History

United States
- Name: Richard Randall
- Namesake: Richard Randall
- Ordered: as type (EC2-S-C1) hull, MC hull 2383
- Builder: J.A. Jones Construction, Brunswick, Georgia
- Cost: $866,525
- Yard number: 168
- Way number: 4
- Laid down: 2 October 1944
- Launched: 4 November 1944
- Sponsored by: Mrs.
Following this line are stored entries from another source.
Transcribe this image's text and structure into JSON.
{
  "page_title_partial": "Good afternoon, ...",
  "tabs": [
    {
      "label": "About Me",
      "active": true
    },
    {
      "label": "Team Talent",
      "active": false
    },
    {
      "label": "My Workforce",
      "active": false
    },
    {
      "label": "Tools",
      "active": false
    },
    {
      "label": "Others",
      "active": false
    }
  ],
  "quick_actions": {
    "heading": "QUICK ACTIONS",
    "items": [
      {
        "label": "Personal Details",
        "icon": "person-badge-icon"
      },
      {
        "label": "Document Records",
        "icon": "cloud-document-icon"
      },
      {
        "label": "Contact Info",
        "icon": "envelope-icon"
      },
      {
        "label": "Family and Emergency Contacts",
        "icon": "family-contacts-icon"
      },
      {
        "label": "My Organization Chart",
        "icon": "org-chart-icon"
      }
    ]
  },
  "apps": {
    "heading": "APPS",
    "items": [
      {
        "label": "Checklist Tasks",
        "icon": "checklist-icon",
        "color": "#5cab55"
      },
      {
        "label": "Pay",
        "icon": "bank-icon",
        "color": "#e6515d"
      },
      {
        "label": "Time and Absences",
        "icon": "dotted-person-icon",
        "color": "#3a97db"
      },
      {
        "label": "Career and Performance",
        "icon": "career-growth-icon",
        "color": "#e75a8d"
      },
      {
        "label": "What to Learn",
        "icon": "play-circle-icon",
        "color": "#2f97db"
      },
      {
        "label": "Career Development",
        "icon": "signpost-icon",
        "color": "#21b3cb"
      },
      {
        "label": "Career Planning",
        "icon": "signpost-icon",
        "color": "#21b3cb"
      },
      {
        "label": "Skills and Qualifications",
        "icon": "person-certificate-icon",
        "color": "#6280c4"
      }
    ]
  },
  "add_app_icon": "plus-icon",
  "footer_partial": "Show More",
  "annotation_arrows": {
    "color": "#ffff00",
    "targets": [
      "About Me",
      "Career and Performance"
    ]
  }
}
Edward C. Marshall
- Completed: 16 November 1944
- Identification: Call Signal: KYTN; ;
- Fate: Laid up in the National Defense Reserve Fleet, Mobile, Alabama, 29 July 1949; Sold for scrapping, 23 October 1964;

General characteristics
- Class & type: Liberty ship; type EC2-S-C1, standard;
- Tonnage: 10,865 LT DWT; 7,176 GRT;
- Displacement: 3,380 long tons (3,434 t) (light); 14,245 long tons (14,474 t) (max);
- Length: 441 feet 6 inches (135 m) oa; 416 feet (127 m) pp; 427 feet (130 m) lwl;
- Beam: 57 feet (17 m)
- Draft: 27 ft 9.25 in (8.4646 m)
- Installed power: 2 × Oil fired 450 °F (232 °C) boilers, operating at 220 psi (1,500 kPa); 2,500 hp (1,900 kW);
- Propulsion: 1 × triple-expansion steam engine, (manufactured by General Machinery Corp., Hamilton, Ohio); 1 × screw propeller;
- Speed: 11.5 knots (21.3 km/h; 13.2 mph)
- Capacity: 562,608 cubic feet (15,931 m^{3}) (grain); 499,573 cubic feet (14,146 m^{3}) (bale);
- Complement: 38–62 USMM; 21–40 USNAG;
- Armament: Varied by ship; Bow-mounted 3-inch (76 mm)/50-caliber gun; Stern-mounted 4-inch (102 mm)/50-caliber gun; 2–8 × single 20-millimeter (0.79 in) Oerlikon anti-aircraft (AA) cannons and/or,; 2–8 × 37-millimeter (1.46 in) M1 AA guns;

= SS Richard Randall =

World War II Liberty ship of the United States

SS Richard Randall was a Liberty ship built in the United States during World War II. She was named after Richard Randall, a privateer and founder of Sailors' Snug Harbor.

==Construction==
Richard Randall was laid down on 2 October 1944, under a United States Maritime Commission (MARCOM) contract, MC hull 2383, by J.A. Jones Construction, Brunswick, Georgia; she was sponsored by Mrs. Edward C. Marshall, and launched on 4 November 1944.

==History==
She was allocated to Isbrandtsen Steamship Co. Inc., on 16 November 1944. On 29 July 1949, she was laid up in the National Defense Reserve Fleet, in Mobile, Alabama. On 23 October 1964, she was sold for $54,240, to Pinto Island Metals Co., for scrapping. She was removed from the fleet on 3 November 1964.